Dodaj do ulubionych

Kochać....

16.03.15, 19:07
Kochać, jak to łatwo powiedzieć........
Była taka piosenka, na wiasem - śliczna.
Łatwo?
Trudno?
Często mówicie/mówiliście to swoim drugim połówkom?
I co to znaczy:
kochać?
(moje ulubione dokończ zdanie...... ;)))
Obserwuj wątek
    • ame_belge34 Re: Kochać.... 16.03.15, 19:17
      Milość nie jest łatwym uczuciem. Fakt łatwo kochac gdy jest wszystko ok, dużo trudniej gdy pojawiają się schody, ale te przeciwieństwa losu są probierzem miłości.
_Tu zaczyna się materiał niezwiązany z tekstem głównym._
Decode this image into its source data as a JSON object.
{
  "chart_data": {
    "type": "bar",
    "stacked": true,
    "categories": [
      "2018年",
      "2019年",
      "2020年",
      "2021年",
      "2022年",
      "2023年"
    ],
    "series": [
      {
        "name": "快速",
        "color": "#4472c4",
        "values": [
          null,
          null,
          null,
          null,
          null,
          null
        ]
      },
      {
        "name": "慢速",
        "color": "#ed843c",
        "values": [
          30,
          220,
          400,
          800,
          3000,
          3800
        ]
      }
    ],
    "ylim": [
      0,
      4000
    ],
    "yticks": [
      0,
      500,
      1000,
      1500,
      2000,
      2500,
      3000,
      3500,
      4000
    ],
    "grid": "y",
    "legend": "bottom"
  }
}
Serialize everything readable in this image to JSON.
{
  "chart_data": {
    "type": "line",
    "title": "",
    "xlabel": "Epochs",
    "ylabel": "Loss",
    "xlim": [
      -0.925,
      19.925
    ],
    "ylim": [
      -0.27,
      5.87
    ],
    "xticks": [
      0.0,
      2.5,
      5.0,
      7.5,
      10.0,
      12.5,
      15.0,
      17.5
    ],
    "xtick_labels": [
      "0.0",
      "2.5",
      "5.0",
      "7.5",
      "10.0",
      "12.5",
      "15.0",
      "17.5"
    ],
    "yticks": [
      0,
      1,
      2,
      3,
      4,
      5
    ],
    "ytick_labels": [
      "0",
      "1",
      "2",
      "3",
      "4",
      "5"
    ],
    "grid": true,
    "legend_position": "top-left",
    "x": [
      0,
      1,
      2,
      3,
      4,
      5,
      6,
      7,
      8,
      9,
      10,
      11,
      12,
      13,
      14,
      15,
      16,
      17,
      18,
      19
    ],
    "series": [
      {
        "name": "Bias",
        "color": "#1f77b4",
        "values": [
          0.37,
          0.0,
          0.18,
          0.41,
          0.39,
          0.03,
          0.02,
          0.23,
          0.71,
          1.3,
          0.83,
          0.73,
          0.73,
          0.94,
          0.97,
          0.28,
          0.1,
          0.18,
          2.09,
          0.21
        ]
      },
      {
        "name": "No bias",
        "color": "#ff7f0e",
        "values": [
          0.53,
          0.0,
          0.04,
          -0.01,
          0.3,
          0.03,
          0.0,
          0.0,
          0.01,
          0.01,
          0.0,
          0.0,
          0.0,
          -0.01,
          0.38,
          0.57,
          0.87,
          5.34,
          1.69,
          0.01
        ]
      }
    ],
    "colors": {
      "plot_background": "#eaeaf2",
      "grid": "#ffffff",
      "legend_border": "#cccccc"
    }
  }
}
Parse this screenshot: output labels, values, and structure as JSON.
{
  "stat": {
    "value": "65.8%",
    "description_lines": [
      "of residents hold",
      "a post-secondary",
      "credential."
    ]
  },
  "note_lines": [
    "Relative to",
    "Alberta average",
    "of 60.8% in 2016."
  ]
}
      Czy czesto sobie mówimy ? chyba nie, żeby nie spowszedniało ;) to przecież widać i nie ma potrzeby sobie tego powtarzać na każdym kroku.

      Ps. Pięknie Mazurówna z Gerardem Wilkiem zatańczyli do tej piosenki...
      • carol-jordan Re: Kochać.... 16.03.15, 19:22
        Kiedyś usłyszłam takie coś:
        nasze małżeństwo rozpadło się, bo on mi nigdy nie mówił, że mnie kocha....
        Ponoć my, kobiety, musimy to usłyszeć czy jakoś tak... ;)
        • ame_belge34 Re: Kochać.... 16.03.15, 19:25
          Tak to prawda, ze niezaleznie od płci lubimy słyszeć ze partner nas kocha, ale (mówię tylko za siebie) nie muszę tego slyszeć codziennie, co chwila.
          • carol-jordan Re: Kochać.... 16.03.15, 19:30
            Ja lubiłam. :)
            Bardzo nawet. Ale jak mówisz, nie co dzień, a nawet lubiłam to uczucie "oczekiwania" na następne... ;)
            • ame_belge34 Re: Kochać.... 16.03.15, 19:33
              Bo mimo wszystko to ważne. I nie wolno o tym zapominać nawet po paru latach bycia razem. Na poczatku samo sie na dziób słowa cisną, a później jakos ludzie o tym zapominają, a szkoda.
              • carol-jordan Re: Kochać.... 16.03.15, 19:36
                Dlatego tak lubię bywać u mojej siory..... oni tam nie mają z tym problemu. :)
                Miło mi zwłaszcza, jak 16 ! -latek mówi mi: kocham Cię ciotka... :D Ściska za serce....
    • jovian Re: Kochać.... 16.03.15, 21:09
      carol-jordan napisała:
      > I co to znaczy:
      > kochać?
      > (moje ulubione dokończ zdanie...... ;)))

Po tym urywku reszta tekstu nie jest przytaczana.